Politica

Kyenge: vorrei tanto una «g» in meno

Il ministro Kyenge debutta in conferenza stampa. Ripete che «io sono nera e ci tengo a sottolinearlo». Il suo obietitivo è, «come ha detto già don Ciotti, trasformare il ministero dell'integrazione in ministero dell'interazione».

di Sara De Carli

Il neoministro Cécile Kyenge debutta oggi alla sua prima conferenza stampa. Dice che le deleghe sono  in via di definizione, e che il suo ministero è quello dell’integrazione, non c’è la cooperazione internazionale: «Stiamo definendo le deleghe, ma è evidente che non possono essere le stesse di Riccardi perché non ho la cooperazione internazionale». Alla domanda sul cambiamento della legge di cittadinanza dice «dobbiamo partire dalla quotidianità, che mi dice che ci sono ragazzi che nascono in Italia e non si sentono né italiani né della cittadinanza dei loro genitori». Delle critiche razziste che sono arrivate alla sua nomina dice che: «l’Italia non è un Paese indietro, è un passaggio che l’Italia doveva fare, è un termometro per capire a che punto siamo, ogni paese ha il proprio percorso». Quello che vorrebbe fare è «dare delle Linee guida per l'integrazione», che «riguarda tutti, non solo gli stranieri. Io ribadisco che serve la mixité».

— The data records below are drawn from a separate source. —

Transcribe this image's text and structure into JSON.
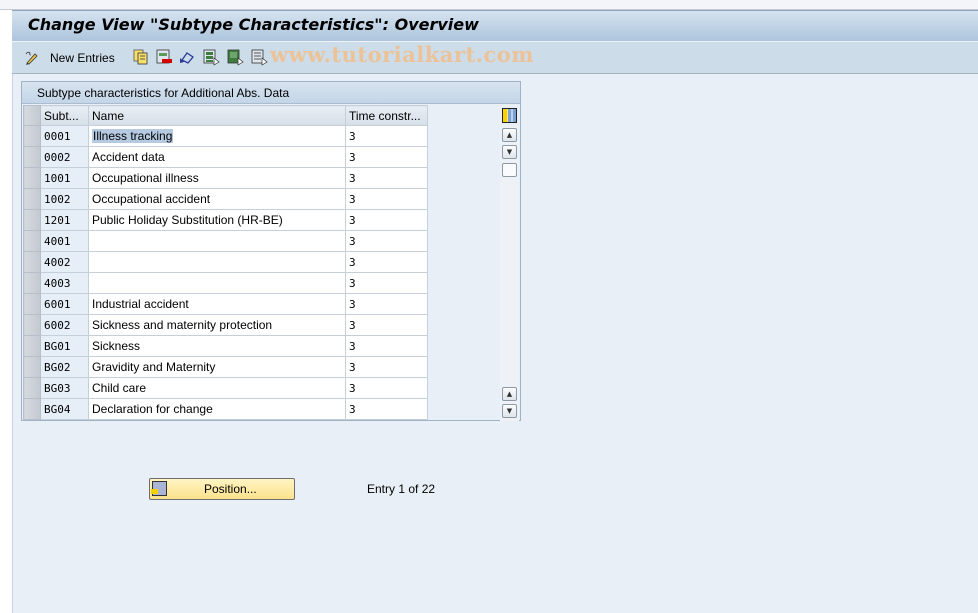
{
  "window": {
    "title": "Change View \"Subtype Characteristics\": Overview"
  },
  "toolbar": {
    "new_entries_label": "New Entries",
    "icons": [
      "edit-pencil-icon",
      "copy-as-icon",
      "delete-icon",
      "undo-change-icon",
      "select-all-icon",
      "select-block-icon",
      "deselect-all-icon"
    ],
    "watermark": "www.tutorialkart.com"
  },
  "table": {
    "title": "Subtype characteristics for Additional Abs. Data",
    "columns": [
      "Subt...",
      "Name",
      "Time constr..."
    ],
    "rows": [
      {
        "code": "0001",
        "name": "Illness tracking",
        "time": "3",
        "selected_text": true
      },
      {
        "code": "0002",
        "name": "Accident data",
        "time": "3"
      },
      {
        "code": "1001",
        "name": "Occupational illness",
        "time": "3"
      },
      {
        "code": "1002",
        "name": "Occupational accident",
        "time": "3"
      },
      {
        "code": "1201",
        "name": "Public Holiday Substitution (HR-BE)",
        "time": "3"
      },
      {
        "code": "4001",
        "name": "",
        "time": "3"
      },
      {
        "code": "4002",
        "name": "",
        "time": "3"
      },
      {
        "code": "4003",
        "name": "",
        "time": "3"
      },
      {
        "code": "6001",
        "name": "Industrial accident",
        "time": "3"
      },
      {
        "code": "6002",
        "name": "Sickness and maternity protection",
        "time": "3"
      },
      {
        "code": "BG01",
        "name": "Sickness",
        "time": "3"
      },
      {
        "code": "BG02",
        "name": "Gravidity and Maternity",
        "time": "3"
      },
      {
        "code": "BG03",
        "name": "Child care",
        "time": "3"
      },
      {
        "code": "BG04",
        "name": "Declaration for change",
        "time": "3"
      }
    ]
  },
  "footer": {
    "position_button_label": "Position...",
    "entry_info": "Entry 1 of 22"
  }
}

Ecco il testo del suo intervento di presentazione:
«Io sono nera e sono italo-congolese, e tengo a sottolinearlo. Appartengo a due culture e due paesi, che sono entrambi dentro di me. Non potrei dirmi interamente italiana né interamente congolese, questa è la prima cosa. Io non sono di colore, sono nera e lo ribadisco con fierezza. Penso sia giusto cominciare a utilizzare le terminologie giuste e i modi giusti per chiamare le persone, perché questo rafforza la nostra identità.
Pochi sanno chi sono, ma non è da oggi che io lavoro per dare voce a chi è senza voce. Un partito mi ha dato la possibilità di farlo, al proprio interno, il Pd. Dentro il Pd abbiamo creato il Forum  per l’immigrazione e l’integrazione portando all’interno del partito un modo di pensare che devono andare verso politiche di accoglienza e non pensare l’immigrazione in termini di sicurezza. Oltre questo, ho lavorato nell’associazionismo, a fianco delle persone in molte piazze e in molti luoghi, in Italia e all’estero, dove la gente chiedeva di essere ascoltata.
Io sono medico oculista e ho capito che chi ha la capacità e può mettere al servizio degli altri le proprie competenze lo deve fare, anche per rappresentare altre persone. Questo ha rafforzato in me l’idea di fare politica, che è essere in mezzo alle persone per tradurre meglio un progetto politico.
Io oggi sono ministra dell’integrazione e riprendo quanto ha detto don Ciotti, spero di includere nel mio ministero l’interazione, togliendo la g. Forse ne abbiamo paura. Io mi sento emiliana e nella mia terra colpita dal terremoto sono i muri: noi abbiamo dovuto mescolarci per forza, creando percorsi di interazione. Se volgiamo nuova coesione sociale bisogna conoscere le persone e le culture e insieme ripartire. Finché avremo frontiere, di qualunque tipo, è difficile fare un percorso.
Essere al governo è una sfida. qui ci sono altre forze politiche, tutti partiti con cui dobbiamo imprarae a tracciare un terreno condivuso, un linguggio che possa non offendere l’altro, uno spazio che possaimo fare nostro. La suqadra funziona quando troviamo punti di convisione, dentro al goervno e dentro al paese.